Prose explanations are rare.
(Indeed,there are hardly any game references, which makes me wonder if the line is from Kasparov-Karpov, one of the games from the authors, computer analysis, or some guys from the local club!)
But it has all the coverage you would expect of a one-volume opening book.
Should this be the only opening book you buy? No. I find it more interesting to compare lines from MCO and NCO rather than blindly accept one book's version as the final one.
But if you were to _only_ buy this book, you would not be disappointed. You would have to be prepared to play through the lines, and attempt to justify the author's evaluations yourself. You won't get much help from them.

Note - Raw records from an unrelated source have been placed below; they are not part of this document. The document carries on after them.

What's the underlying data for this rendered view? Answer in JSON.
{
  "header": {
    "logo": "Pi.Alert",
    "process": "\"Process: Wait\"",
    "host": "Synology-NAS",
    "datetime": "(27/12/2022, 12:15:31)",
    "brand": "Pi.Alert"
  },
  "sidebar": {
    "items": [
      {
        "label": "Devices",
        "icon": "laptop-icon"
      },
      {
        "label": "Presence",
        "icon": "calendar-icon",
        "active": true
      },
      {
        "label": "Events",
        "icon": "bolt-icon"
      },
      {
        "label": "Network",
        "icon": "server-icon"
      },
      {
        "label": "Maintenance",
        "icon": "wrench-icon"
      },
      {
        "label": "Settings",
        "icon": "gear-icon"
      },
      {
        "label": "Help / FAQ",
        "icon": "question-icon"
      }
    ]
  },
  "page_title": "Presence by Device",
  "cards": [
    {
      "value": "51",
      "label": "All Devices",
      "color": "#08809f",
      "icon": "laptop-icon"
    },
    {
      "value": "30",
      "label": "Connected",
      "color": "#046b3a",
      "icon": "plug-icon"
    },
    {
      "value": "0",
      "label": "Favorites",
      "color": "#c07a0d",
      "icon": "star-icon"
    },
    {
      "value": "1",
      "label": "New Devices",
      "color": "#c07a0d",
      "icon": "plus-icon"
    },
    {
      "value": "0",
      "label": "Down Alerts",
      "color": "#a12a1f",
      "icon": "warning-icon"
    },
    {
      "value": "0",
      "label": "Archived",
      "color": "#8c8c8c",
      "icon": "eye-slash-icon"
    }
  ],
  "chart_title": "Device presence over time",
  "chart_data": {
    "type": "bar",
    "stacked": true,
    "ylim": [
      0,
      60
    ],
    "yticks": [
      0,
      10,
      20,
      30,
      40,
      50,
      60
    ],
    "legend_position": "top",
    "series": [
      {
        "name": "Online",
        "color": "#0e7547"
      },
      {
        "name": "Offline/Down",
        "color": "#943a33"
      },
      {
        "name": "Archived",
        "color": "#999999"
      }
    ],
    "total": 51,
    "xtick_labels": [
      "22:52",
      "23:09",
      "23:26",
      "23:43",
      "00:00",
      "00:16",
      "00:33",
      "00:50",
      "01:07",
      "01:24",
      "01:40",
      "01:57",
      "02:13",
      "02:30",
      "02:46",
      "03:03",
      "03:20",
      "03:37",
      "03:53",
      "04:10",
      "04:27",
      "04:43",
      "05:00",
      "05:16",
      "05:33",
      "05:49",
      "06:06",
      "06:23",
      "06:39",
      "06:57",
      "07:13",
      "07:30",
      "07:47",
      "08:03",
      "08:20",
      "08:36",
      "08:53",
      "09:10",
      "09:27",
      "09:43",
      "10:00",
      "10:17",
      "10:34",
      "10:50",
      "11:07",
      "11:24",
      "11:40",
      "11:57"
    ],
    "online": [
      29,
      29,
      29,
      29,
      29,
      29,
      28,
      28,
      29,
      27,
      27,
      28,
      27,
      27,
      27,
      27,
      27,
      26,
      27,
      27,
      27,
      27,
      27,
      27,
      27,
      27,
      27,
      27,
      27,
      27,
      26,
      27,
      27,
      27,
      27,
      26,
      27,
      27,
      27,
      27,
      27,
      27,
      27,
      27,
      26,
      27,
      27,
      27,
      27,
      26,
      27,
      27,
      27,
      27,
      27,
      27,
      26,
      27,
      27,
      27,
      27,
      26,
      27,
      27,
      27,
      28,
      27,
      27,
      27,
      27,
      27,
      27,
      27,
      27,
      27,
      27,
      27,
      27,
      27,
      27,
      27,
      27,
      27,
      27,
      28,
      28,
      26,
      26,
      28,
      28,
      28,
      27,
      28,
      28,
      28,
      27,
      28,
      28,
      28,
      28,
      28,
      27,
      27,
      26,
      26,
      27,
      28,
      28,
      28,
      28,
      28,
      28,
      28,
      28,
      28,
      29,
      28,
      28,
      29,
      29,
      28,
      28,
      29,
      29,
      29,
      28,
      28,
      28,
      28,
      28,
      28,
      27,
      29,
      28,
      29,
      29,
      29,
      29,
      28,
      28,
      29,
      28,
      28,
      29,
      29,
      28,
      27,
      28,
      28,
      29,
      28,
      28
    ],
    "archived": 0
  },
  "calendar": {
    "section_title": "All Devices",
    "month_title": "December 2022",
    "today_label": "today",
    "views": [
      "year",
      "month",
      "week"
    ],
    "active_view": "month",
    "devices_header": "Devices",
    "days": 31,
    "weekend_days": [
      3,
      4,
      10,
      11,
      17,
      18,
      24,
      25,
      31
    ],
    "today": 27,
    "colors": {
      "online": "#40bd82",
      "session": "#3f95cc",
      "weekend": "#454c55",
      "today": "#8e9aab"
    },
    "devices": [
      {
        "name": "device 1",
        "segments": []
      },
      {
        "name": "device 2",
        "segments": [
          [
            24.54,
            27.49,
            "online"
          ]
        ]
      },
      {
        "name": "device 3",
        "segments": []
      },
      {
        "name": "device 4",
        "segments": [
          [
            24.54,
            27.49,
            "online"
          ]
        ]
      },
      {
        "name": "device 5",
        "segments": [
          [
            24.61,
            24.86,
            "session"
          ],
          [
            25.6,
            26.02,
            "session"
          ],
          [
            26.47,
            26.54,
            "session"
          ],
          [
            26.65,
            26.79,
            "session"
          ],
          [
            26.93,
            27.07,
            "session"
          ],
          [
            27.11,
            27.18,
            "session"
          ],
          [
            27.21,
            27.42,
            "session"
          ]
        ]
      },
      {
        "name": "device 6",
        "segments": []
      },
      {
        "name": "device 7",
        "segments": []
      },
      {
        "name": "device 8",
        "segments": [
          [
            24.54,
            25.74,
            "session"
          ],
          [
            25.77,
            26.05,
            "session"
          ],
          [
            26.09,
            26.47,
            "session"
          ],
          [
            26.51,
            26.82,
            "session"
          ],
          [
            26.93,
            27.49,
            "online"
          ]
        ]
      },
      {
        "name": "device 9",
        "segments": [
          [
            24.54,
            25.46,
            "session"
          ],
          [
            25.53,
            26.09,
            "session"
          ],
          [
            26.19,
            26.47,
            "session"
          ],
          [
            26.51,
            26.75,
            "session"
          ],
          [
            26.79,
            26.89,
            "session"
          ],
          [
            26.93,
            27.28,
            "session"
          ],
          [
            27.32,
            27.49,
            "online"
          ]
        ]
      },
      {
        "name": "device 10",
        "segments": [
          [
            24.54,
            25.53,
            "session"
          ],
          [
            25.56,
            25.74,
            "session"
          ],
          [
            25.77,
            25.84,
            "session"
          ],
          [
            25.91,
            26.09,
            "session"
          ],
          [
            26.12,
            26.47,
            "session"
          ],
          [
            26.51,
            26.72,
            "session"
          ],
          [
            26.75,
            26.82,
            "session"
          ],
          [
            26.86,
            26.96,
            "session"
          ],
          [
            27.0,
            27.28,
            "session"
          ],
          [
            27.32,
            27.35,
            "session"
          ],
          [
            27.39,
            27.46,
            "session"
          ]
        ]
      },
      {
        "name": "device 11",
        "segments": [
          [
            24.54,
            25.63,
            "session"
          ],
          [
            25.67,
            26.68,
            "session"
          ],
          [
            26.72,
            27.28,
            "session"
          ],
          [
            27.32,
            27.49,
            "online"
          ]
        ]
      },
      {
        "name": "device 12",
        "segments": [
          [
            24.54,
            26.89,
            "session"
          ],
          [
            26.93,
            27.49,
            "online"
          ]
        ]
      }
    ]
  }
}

Bobby Fischer once remarked to a casual player that to improve, one would first pick up a book (which incidently was Modern Chess Openings) and play the moves and the footnotes at least twice from cover to cover. Although this sounds extreme, the point to note is that before a player can even decide on an opening or what the varied openings are like, it is important to have a good idea of what are the typical and nontypical lines that are played nowadays across all openings. One can gain opening ideas from words (such as Fine's Basic chess openings or even Modern Chess Openings). However, this method only provide a superficial coverage of any opening. A more accurate way is to look precisely at the variations involved in each opening and decide FOR YOURSELF which lines are advantageous or not. Bronstein once remarked that many of the past books on openings that stated equality for black is often an understatement that Black has already gain a substantial advantage - meaning that only YOU can decide whether when you attempt a certain variation: Are you just following the crowd or are you thinking by yourself. No doubt, the workload in preparing for your openings will be heavy. The task then is to narrow these openings into a suitable repertoire for yourself (as a function of your style, endgame preferences, etc).
Of course, it helps if you have a chess teacher to do this for you. If not, you can simply follow Fischer's advice and do what many chessplayers are doing nowadays - teaching yourself to improve.
As I said it is a good book to have if 1) You play tournaments regularly 2) you can find one under 15 bucks. If you just play blitz on ICC or at the local club then this book is of little use to you.
A word of caution opening books are like PC's they get oudated rather quickly, but then again unless you are a Garry or Vishy that should make little difference.